US President Donald Trump has said he will cut all future funding to South Africa over allegations that it was confiscating land and “treating certain classes of people very badly”, reports BBC News.
Last month, it said, President Cyril Ramaphosa signed into law a Bill that allows land seizures without compensation in certain circumstances.
Land ownership has long been a contentious issue in South Africa with most private farmland owned by white people, 30 years after the end of the racist system of apartheid, added the BBC report.
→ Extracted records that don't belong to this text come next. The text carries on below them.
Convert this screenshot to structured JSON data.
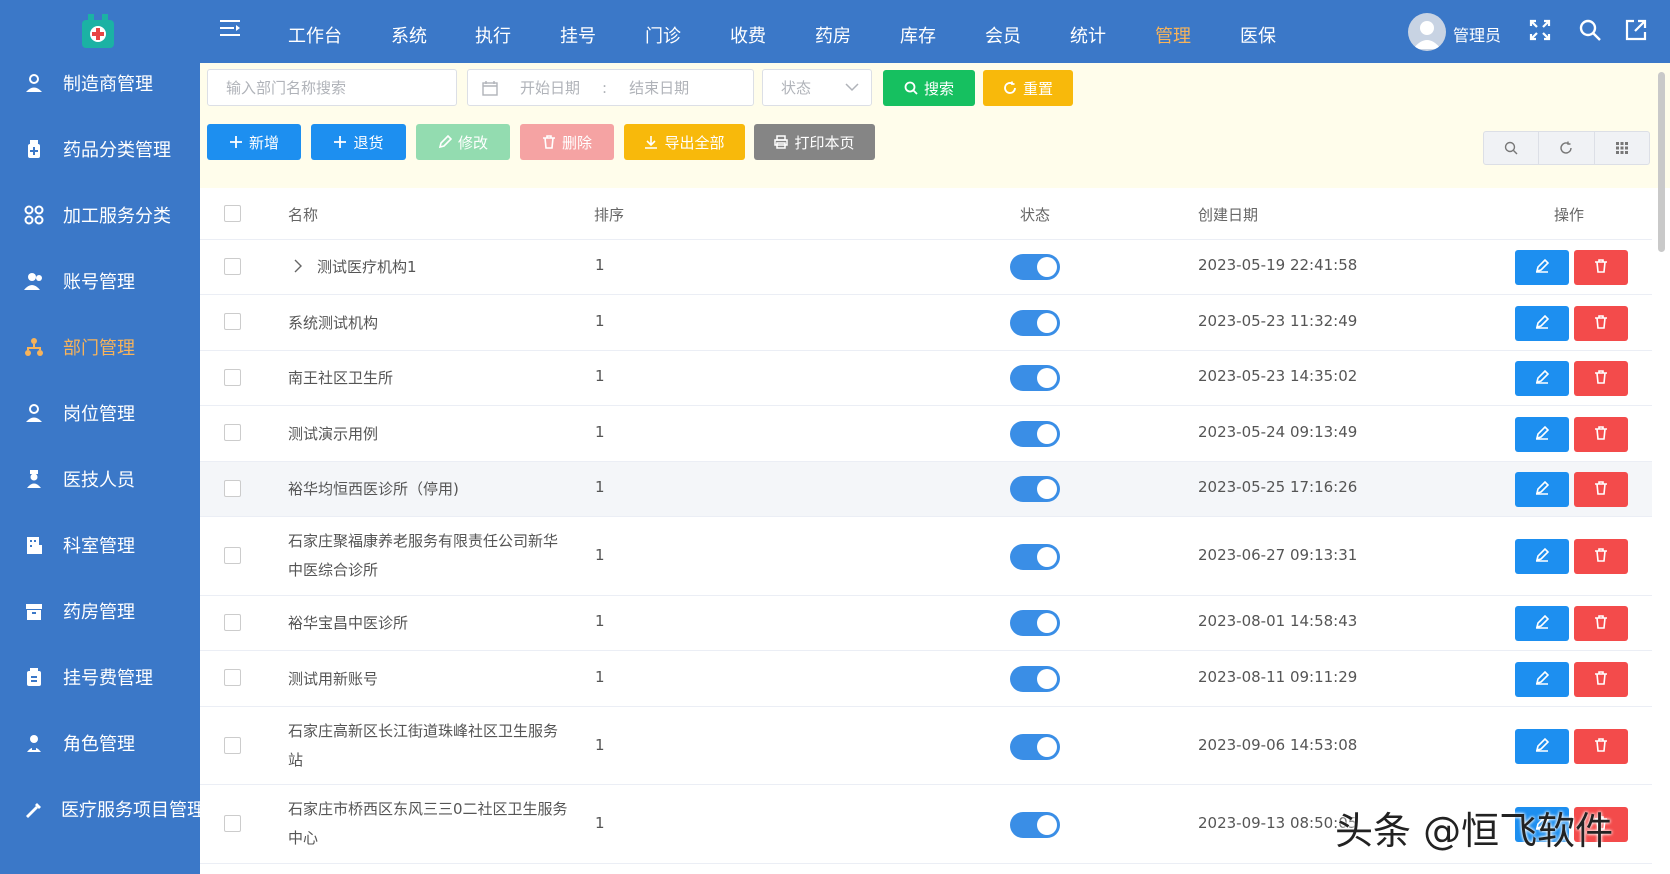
{
  "sidebar": {
    "items": [
      {
        "label": "制造商管理",
        "icon": "user-badge-icon"
      },
      {
        "label": "药品分类管理",
        "icon": "medicine-box-icon"
      },
      {
        "label": "加工服务分类",
        "icon": "grid-circles-icon"
      },
      {
        "label": "账号管理",
        "icon": "users-icon"
      },
      {
        "label": "部门管理",
        "icon": "org-chart-icon"
      },
      {
        "label": "岗位管理",
        "icon": "user-badge-icon"
      },
      {
        "label": "医技人员",
        "icon": "doctor-icon"
      },
      {
        "label": "科室管理",
        "icon": "building-icon"
      },
      {
        "label": "药房管理",
        "icon": "pharmacy-icon"
      },
      {
        "label": "挂号费管理",
        "icon": "register-icon"
      },
      {
        "label": "角色管理",
        "icon": "role-icon"
      },
      {
        "label": "医疗服务项目管理",
        "icon": "syringe-icon"
      }
    ],
    "active_index": 4
  },
  "nav": {
    "items": [
      "工作台",
      "系统",
      "执行",
      "挂号",
      "门诊",
      "收费",
      "药房",
      "库存",
      "会员",
      "统计",
      "管理",
      "医保"
    ],
    "active_index": 10
  },
  "user": {
    "name": "管理员"
  },
  "search": {
    "dept_placeholder": "输入部门名称搜索",
    "start_placeholder": "开始日期",
    "date_sep": ":",
    "end_placeholder": "结束日期",
    "status_placeholder": "状态"
  },
  "buttons": {
    "search": "搜索",
    "reset": "重置",
    "add": "新增",
    "return": "退货",
    "edit": "修改",
    "delete": "删除",
    "export": "导出全部",
    "print": "打印本页"
  },
  "table": {
    "headers": {
      "name": "名称",
      "sort": "排序",
      "status": "状态",
      "created": "创建日期",
      "actions": "操作"
    },
    "rows": [
      {
        "name": "测试医疗机构1",
        "sort": "1",
        "enabled": true,
        "created": "2023-05-19 22:41:58",
        "expandable": true
      },
      {
        "name": "系统测试机构",
        "sort": "1",
        "enabled": true,
        "created": "2023-05-23 11:32:49"
      },
      {
        "name": "南王社区卫生所",
        "sort": "1",
        "enabled": true,
        "created": "2023-05-23 14:35:02"
      },
      {
        "name": "测试演示用例",
        "sort": "1",
        "enabled": true,
        "created": "2023-05-24 09:13:49"
      },
      {
        "name": "裕华均恒西医诊所（停用)",
        "sort": "1",
        "enabled": true,
        "created": "2023-05-25 17:16:26",
        "highlight": true
      },
      {
        "name": "石家庄聚福康养老服务有限责任公司新华中医综合诊所",
        "sort": "1",
        "enabled": true,
        "created": "2023-06-27 09:13:31"
      },
      {
        "name": "裕华宝昌中医诊所",
        "sort": "1",
        "enabled": true,
        "created": "2023-08-01 14:58:43"
      },
      {
        "name": "测试用新账号",
        "sort": "1",
        "enabled": true,
        "created": "2023-08-11 09:11:29"
      },
      {
        "name": "石家庄高新区长江街道珠峰社区卫生服务站",
        "sort": "1",
        "enabled": true,
        "created": "2023-09-06 14:53:08"
      },
      {
        "name": "石家庄市桥西区东风三三0二社区卫生服务中心",
        "sort": "1",
        "enabled": true,
        "created": "2023-09-13 08:50:05"
      }
    ]
  },
  "watermark": "头条 @恒飞软件",
  "colors": {
    "primary": "#3b78c8",
    "active": "#f7b35a",
    "search_btn": "#16c060",
    "reset_btn": "#f8b90b",
    "add_btn": "#1d8ff0",
    "edit_disabled": "#93dcb0",
    "delete_disabled": "#f5a3a3",
    "print_btn": "#858585",
    "delete": "#f34b4b",
    "toggle_on": "#3a8ee6"
  }
}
There have been continuous calls for the Government to address land reform and deal with the past injustices of racial segregation.
Ramaphosa response
South Africa’s President responded to Trump with a post on X: “South Africa is a constitutional democracy that is deeply rooted in the rule of law, justice and equality. The South African Government has not confiscated any land.” He added that the only funding South Africa received from the US was through the health initiative Pepfar, which represented “17 per cent of South Africa’s HIV/Aids programme”.
The US allocated about $440m (£358m) in assistance to South Africa in 2023, according to US Government data, said the BBC report further. Elon Musk, who was born and grew up in South Africa and is now a Trump adviser, has also joined in the debate, saying the new law discriminated against the white people. “Why do you have openly racist ownership laws?” Musk said to Ramaphosa in a post on X.
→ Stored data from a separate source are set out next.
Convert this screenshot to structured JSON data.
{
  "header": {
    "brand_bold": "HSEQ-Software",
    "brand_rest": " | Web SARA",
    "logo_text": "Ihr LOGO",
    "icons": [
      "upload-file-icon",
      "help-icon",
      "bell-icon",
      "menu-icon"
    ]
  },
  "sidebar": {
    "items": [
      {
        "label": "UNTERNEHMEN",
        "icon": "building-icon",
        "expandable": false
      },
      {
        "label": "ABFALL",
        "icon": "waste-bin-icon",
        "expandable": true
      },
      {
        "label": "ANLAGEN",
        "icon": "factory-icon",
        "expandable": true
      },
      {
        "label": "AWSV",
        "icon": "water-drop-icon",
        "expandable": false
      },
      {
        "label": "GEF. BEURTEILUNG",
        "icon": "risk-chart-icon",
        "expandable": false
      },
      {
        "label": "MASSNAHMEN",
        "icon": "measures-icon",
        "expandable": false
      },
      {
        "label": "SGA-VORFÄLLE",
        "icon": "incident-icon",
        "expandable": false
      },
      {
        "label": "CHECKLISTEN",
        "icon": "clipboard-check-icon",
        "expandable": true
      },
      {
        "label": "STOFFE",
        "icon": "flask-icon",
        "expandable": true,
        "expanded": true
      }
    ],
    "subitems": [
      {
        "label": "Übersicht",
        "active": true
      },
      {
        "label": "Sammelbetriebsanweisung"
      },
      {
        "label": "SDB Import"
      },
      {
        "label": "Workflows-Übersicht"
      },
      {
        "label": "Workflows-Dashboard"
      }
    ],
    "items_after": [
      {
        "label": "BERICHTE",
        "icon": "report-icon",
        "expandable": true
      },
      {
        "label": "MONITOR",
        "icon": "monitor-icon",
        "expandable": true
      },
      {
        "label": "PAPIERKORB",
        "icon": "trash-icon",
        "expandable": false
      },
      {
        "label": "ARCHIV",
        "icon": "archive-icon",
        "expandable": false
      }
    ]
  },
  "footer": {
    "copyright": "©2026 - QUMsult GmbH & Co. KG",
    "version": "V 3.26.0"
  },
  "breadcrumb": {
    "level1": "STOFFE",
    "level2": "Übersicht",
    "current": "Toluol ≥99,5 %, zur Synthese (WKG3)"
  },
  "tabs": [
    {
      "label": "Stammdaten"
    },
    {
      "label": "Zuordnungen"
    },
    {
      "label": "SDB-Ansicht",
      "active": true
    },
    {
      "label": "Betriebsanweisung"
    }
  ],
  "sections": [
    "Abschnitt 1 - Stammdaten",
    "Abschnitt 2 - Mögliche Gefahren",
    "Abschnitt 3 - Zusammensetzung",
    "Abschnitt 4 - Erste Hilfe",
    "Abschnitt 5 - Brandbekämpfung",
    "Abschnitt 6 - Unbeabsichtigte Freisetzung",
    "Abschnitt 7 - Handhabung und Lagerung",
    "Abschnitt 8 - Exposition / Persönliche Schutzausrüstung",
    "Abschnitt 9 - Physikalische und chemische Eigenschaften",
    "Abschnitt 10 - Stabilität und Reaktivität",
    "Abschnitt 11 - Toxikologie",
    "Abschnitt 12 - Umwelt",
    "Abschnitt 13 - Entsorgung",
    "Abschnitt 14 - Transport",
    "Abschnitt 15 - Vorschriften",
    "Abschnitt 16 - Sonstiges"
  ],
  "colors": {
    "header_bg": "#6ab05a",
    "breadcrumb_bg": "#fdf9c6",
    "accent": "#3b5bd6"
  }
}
Cyril Ramaphosa, President of South Africa
‘Some terrible things’
On Sunday, Trump wrote on his social media platform Truth Social: “I will be cutting off all future funding to South Africa until a full investigation of this situation has been completed!” He later said, in a briefing with journalists, that South Africa’s “leadership is doing some terrible things, horrible things”.
“So that’s under investigation right now. We’ll make a determination, and until such time as we find out what South Africa is doing – they’re taking away land and confiscating land, and actually they’re doing things that are perhaps far worse than that.”
South Africa’s new law allows for expropriation without compensation only in circumstances where it is “just and equitable and in the public interest” to do so. This includes if the property is not being used and there is no intention to either develop or make money from it, or when it poses a risk to people.